Ho qualche giorno per raccogliere gli ultimi incontri, le ultime parole e gli ultimi sguardi. La parte più dura ma la più preziosa perchè sono certa che tutto quel che arriverà in queste ultime ore, sarà mio. Per sempre.

Sono scombussolata ma con i piedi ben saldi a terra. Non preoccuparti. Mi sono scritta una lista delle ultime cose da fare in modo da non arrivare all’ultimo giorno confuso a non saper che pesci pigliare. Sto per partire di nuovo. Te lo giuro.
Non riesco a definirti in poche parole il mio stato d’animo ma è anche bello sentirmi così. Mi piace.

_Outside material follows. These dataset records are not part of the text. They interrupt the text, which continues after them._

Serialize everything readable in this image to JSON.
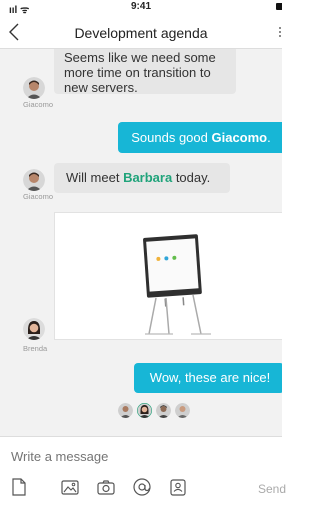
{
  "status_bar": {
    "time": "9:41",
    "signal": "ııl ᯤ"
  },
  "header": {
    "title": "Development agenda",
    "back_icon": "chevron-left-icon",
    "more_icon": "more-vertical-icon"
  },
  "messages": [
    {
      "sender": "Giacomo",
      "text": "Seems like we need some more time on transition to new servers."
    },
    {
      "text_prefix": "Sounds good ",
      "mention": "Giacomo",
      "text_suffix": "."
    },
    {
      "sender": "Giacomo",
      "text_prefix": "Will meet ",
      "highlight": "Barbara",
      "text_suffix": " today."
    },
    {
      "sender": "Brenda",
      "attachment": "whiteboard-image"
    },
    {
      "text": "Wow, these are nice!"
    }
  ],
  "composer": {
    "placeholder": "Write a message",
    "send_label": "Send",
    "tools": [
      "file-icon",
      "image-icon",
      "camera-icon",
      "mention-icon",
      "contact-card-icon"
    ]
  },
  "colors": {
    "outgoing": "#17b6d6",
    "highlight": "#1fa37a"
  }
}
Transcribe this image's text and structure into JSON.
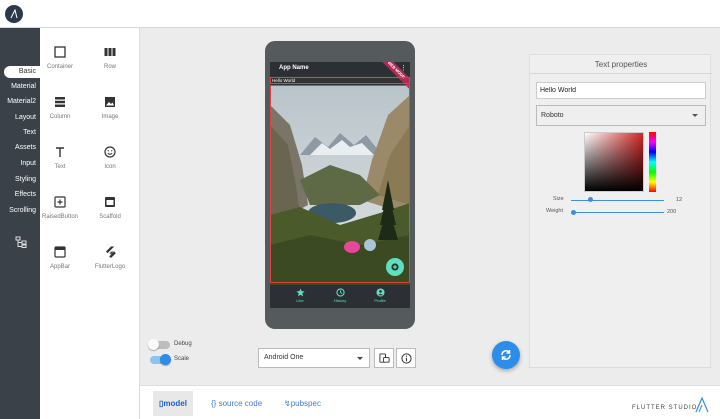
{
  "left_nav": {
    "items": [
      {
        "label": "Basic",
        "active": true
      },
      {
        "label": "Material",
        "active": false
      },
      {
        "label": "Material2",
        "active": false
      },
      {
        "label": "Layout",
        "active": false
      },
      {
        "label": "Text",
        "active": false
      },
      {
        "label": "Assets",
        "active": false
      },
      {
        "label": "Input",
        "active": false
      },
      {
        "label": "Styling",
        "active": false
      },
      {
        "label": "Effects",
        "active": false
      },
      {
        "label": "Scrolling",
        "active": false
      }
    ],
    "tree_icon": "widget-tree-icon"
  },
  "palette": {
    "items": [
      {
        "label": "Container",
        "icon": "container-icon"
      },
      {
        "label": "Row",
        "icon": "row-icon"
      },
      {
        "label": "Column",
        "icon": "column-icon"
      },
      {
        "label": "Image",
        "icon": "image-icon"
      },
      {
        "label": "Text",
        "icon": "text-icon"
      },
      {
        "label": "Icon",
        "icon": "smiley-icon"
      },
      {
        "label": "RaisedButton",
        "icon": "plus-box-icon"
      },
      {
        "label": "Scaffold",
        "icon": "scaffold-icon"
      },
      {
        "label": "AppBar",
        "icon": "appbar-icon"
      },
      {
        "label": "FlutterLogo",
        "icon": "flutter-logo-icon"
      }
    ]
  },
  "preview": {
    "app_title": "App Name",
    "ribbon": "WEB MODE",
    "selected_text": "Hello World",
    "fab_icon": "add-icon",
    "bottom_nav": [
      {
        "label": "Like",
        "icon": "star-icon"
      },
      {
        "label": "History",
        "icon": "clock-icon"
      },
      {
        "label": "Profile",
        "icon": "profile-icon"
      }
    ]
  },
  "toggles": {
    "debug": {
      "label": "Debug",
      "on": false
    },
    "scale": {
      "label": "Scale",
      "on": true
    }
  },
  "device": {
    "selected": "Android One"
  },
  "properties": {
    "title": "Text properties",
    "text_value": "Hello World",
    "font": "Roboto",
    "size_label": "Size",
    "size_value": "12",
    "weight_label": "Weight",
    "weight_value": "200",
    "accent_color": "#d32626"
  },
  "bottom_tabs": {
    "model": "model",
    "source": "{} source code",
    "pubspec": "pubspec"
  },
  "brand": "FLUTTER STUDIO",
  "colors": {
    "accent": "#2d8de8",
    "nav_bg": "#3b4148",
    "teal": "#5ee0c0"
  }
}
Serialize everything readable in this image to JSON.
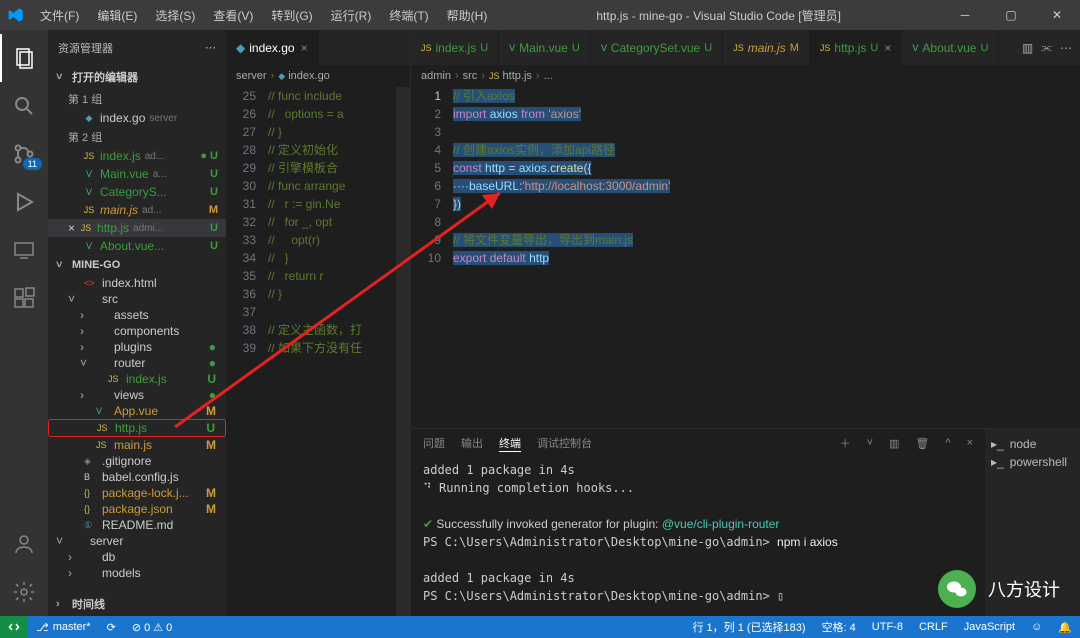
{
  "window": {
    "title": "http.js - mine-go - Visual Studio Code [管理员]"
  },
  "menubar": [
    "文件(F)",
    "编辑(E)",
    "选择(S)",
    "查看(V)",
    "转到(G)",
    "运行(R)",
    "终端(T)",
    "帮助(H)"
  ],
  "sidebar": {
    "title": "资源管理器",
    "open_editors": "打开的编辑器",
    "group1": "第 1 组",
    "group2": "第 2 组",
    "open_files_g1": [
      {
        "icon": "go",
        "name": "index.go",
        "path": "server",
        "status": ""
      }
    ],
    "open_files_g2": [
      {
        "icon": "js",
        "name": "index.js",
        "path": "ad...",
        "status": "U",
        "dot": true
      },
      {
        "icon": "vue",
        "name": "Main.vue",
        "path": "a...",
        "status": "U"
      },
      {
        "icon": "vue",
        "name": "CategoryS...",
        "path": "",
        "status": "U"
      },
      {
        "icon": "js",
        "name": "main.js",
        "path": "ad...",
        "status": "M",
        "italic": true
      },
      {
        "icon": "js",
        "name": "http.js",
        "path": "admi...",
        "status": "U",
        "active": true
      },
      {
        "icon": "vue",
        "name": "About.vue...",
        "path": "",
        "status": "U"
      }
    ],
    "workspace": "MINE-GO",
    "tree": [
      {
        "depth": 1,
        "icon": "html",
        "name": "index.html",
        "chev": ""
      },
      {
        "depth": 1,
        "icon": "folder",
        "name": "src",
        "chev": "v"
      },
      {
        "depth": 2,
        "icon": "folder",
        "name": "assets",
        "chev": ">"
      },
      {
        "depth": 2,
        "icon": "folder",
        "name": "components",
        "chev": ">"
      },
      {
        "depth": 2,
        "icon": "folder",
        "name": "plugins",
        "chev": ">",
        "dot": true
      },
      {
        "depth": 2,
        "icon": "folder",
        "name": "router",
        "chev": "v",
        "dot": true
      },
      {
        "depth": 3,
        "icon": "js",
        "name": "index.js",
        "status": "U"
      },
      {
        "depth": 2,
        "icon": "folder",
        "name": "views",
        "chev": ">",
        "dot": true
      },
      {
        "depth": 2,
        "icon": "vue",
        "name": "App.vue",
        "status": "M"
      },
      {
        "depth": 2,
        "icon": "js",
        "name": "http.js",
        "status": "U",
        "highlight": true
      },
      {
        "depth": 2,
        "icon": "js",
        "name": "main.js",
        "status": "M"
      },
      {
        "depth": 1,
        "icon": "git",
        "name": ".gitignore"
      },
      {
        "depth": 1,
        "icon": "js",
        "name": "babel.config.js",
        "iconChar": "B"
      },
      {
        "depth": 1,
        "icon": "json",
        "name": "package-lock.j...",
        "status": "M"
      },
      {
        "depth": 1,
        "icon": "json",
        "name": "package.json",
        "status": "M"
      },
      {
        "depth": 1,
        "icon": "md",
        "name": "README.md"
      },
      {
        "depth": 0,
        "icon": "folder",
        "name": "server",
        "chev": "v"
      },
      {
        "depth": 1,
        "icon": "folder",
        "name": "db",
        "chev": ">"
      },
      {
        "depth": 1,
        "icon": "folder",
        "name": "models",
        "chev": ">"
      }
    ],
    "timeline": "时间线"
  },
  "editor_left": {
    "tab": "index.go",
    "breadcrumb": [
      "server",
      "index.go"
    ],
    "lines": [
      {
        "n": 25,
        "t": "// func include"
      },
      {
        "n": 26,
        "t": "//   options = a"
      },
      {
        "n": 27,
        "t": "// }"
      },
      {
        "n": 28,
        "t": "// 定义初始化"
      },
      {
        "n": 29,
        "t": "// 引擎模板合"
      },
      {
        "n": 30,
        "t": "// func arrange"
      },
      {
        "n": 31,
        "t": "//   r := gin.Ne"
      },
      {
        "n": 32,
        "t": "//   for _, opt"
      },
      {
        "n": 33,
        "t": "//     opt(r)"
      },
      {
        "n": 34,
        "t": "//   }"
      },
      {
        "n": 35,
        "t": "//   return r"
      },
      {
        "n": 36,
        "t": "// }"
      },
      {
        "n": 37,
        "t": ""
      },
      {
        "n": 38,
        "t": "// 定义主函数，打"
      },
      {
        "n": 39,
        "t": "// 如果下方没有任"
      }
    ]
  },
  "editor_right": {
    "tabs": [
      {
        "icon": "js",
        "name": "index.js",
        "status": "U"
      },
      {
        "icon": "vue",
        "name": "Main.vue",
        "status": "U"
      },
      {
        "icon": "vue",
        "name": "CategorySet.vue",
        "status": "U"
      },
      {
        "icon": "js",
        "name": "main.js",
        "status": "M",
        "italic": true
      },
      {
        "icon": "js",
        "name": "http.js",
        "status": "U",
        "active": true
      },
      {
        "icon": "vue",
        "name": "About.vue",
        "status": "U"
      }
    ],
    "breadcrumb": [
      "admin",
      "src",
      "http.js",
      "..."
    ],
    "bc_icon_at": 2,
    "code": {
      "lines": [
        {
          "n": 1,
          "html": "<span class='sel'><span class='c-comment'>// 引入axios</span></span>"
        },
        {
          "n": 2,
          "html": "<span class='sel'><span class='c-keyword'>import</span> <span class='c-var'>axios</span> <span class='c-keyword'>from</span> <span class='c-string'>'axios'</span></span>"
        },
        {
          "n": 3,
          "html": ""
        },
        {
          "n": 4,
          "html": "<span class='sel'><span class='c-comment'>// 创建axios实例，添加api路径</span></span>"
        },
        {
          "n": 5,
          "html": "<span class='sel'><span class='c-keyword'>const</span> <span class='c-var'>http</span> = <span class='c-var'>axios</span>.<span class='c-func'>create</span>({</span>"
        },
        {
          "n": 6,
          "html": "<span class='sel'>····<span class='c-var'>baseURL</span>:<span class='c-string'>'http://localhost:3000/admin'</span></span>"
        },
        {
          "n": 7,
          "html": "<span class='sel'>})</span>"
        },
        {
          "n": 8,
          "html": ""
        },
        {
          "n": 9,
          "html": "<span class='sel'><span class='c-comment'>// 将文件变量导出，导出到main.js</span></span>"
        },
        {
          "n": 10,
          "html": "<span class='sel'><span class='c-keyword'>export</span> <span class='c-keyword'>default</span> <span class='c-var'>http</span></span>"
        }
      ]
    }
  },
  "panel": {
    "tabs": [
      "问题",
      "输出",
      "终端",
      "调试控制台"
    ],
    "active": 2,
    "lines": [
      "added 1 package in 4s",
      "⠙ Running completion hooks...",
      "",
      "✔<g> Successfully invoked generator for plugin: </g><c>@vue/cli-plugin-router</c>",
      "PS C:\\Users\\Administrator\\Desktop\\mine-go\\admin> <w>npm i axios</w>",
      "",
      "added 1 package in 4s",
      "PS C:\\Users\\Administrator\\Desktop\\mine-go\\admin> ▯"
    ],
    "side": [
      "node",
      "powershell"
    ],
    "actions": [
      "+",
      "v",
      "split",
      "trash",
      "^",
      "x"
    ]
  },
  "statusbar": {
    "left": [
      "master*",
      "⟳",
      "⊘ 0 ⚠ 0"
    ],
    "right": [
      "行 1，列 1 (已选择183)",
      "空格: 4",
      "UTF-8",
      "CRLF",
      "JavaScript",
      "☺",
      "🔔"
    ]
  },
  "scm_badge": "11",
  "watermark": "八方设计"
}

Come sempre mi lascio travolgere dalle emozioni e ascolto canzoni in base ai giri strani che la mia mente decide di percorrere. Le seguo, musica e anima, viaggio con loro. Mi lascio trasportare in profonda tristezza ed immensa felicità. Sono dispiaciuta per quel che lascio ma curiosa di vedere quel che mi aspetta, chi mi aspetterà.

Chi lo sa.

Per unire il Mondo in un’immagine, pochi minuti fa guardavo questa foto che vedi in copertina. Qui dentro vedo tutto più piccolo, trovo equilibrio, riesco ad unire le varie strade, le emozioni frastornanti che pretendono troppo spazio. State calme! L’ho scattata ieri a Bondi Beach in un pomeriggio freddo e leggermente ventoso. In questo mare vedo l’acqua che unisce le terre, nella sabbia vedo la stabilità e la concretezza alle quali ogni oceano trova base e nel cielo, beh, nel cielo vedo tutto quel mistero che avvolge il Mondo, ovunque.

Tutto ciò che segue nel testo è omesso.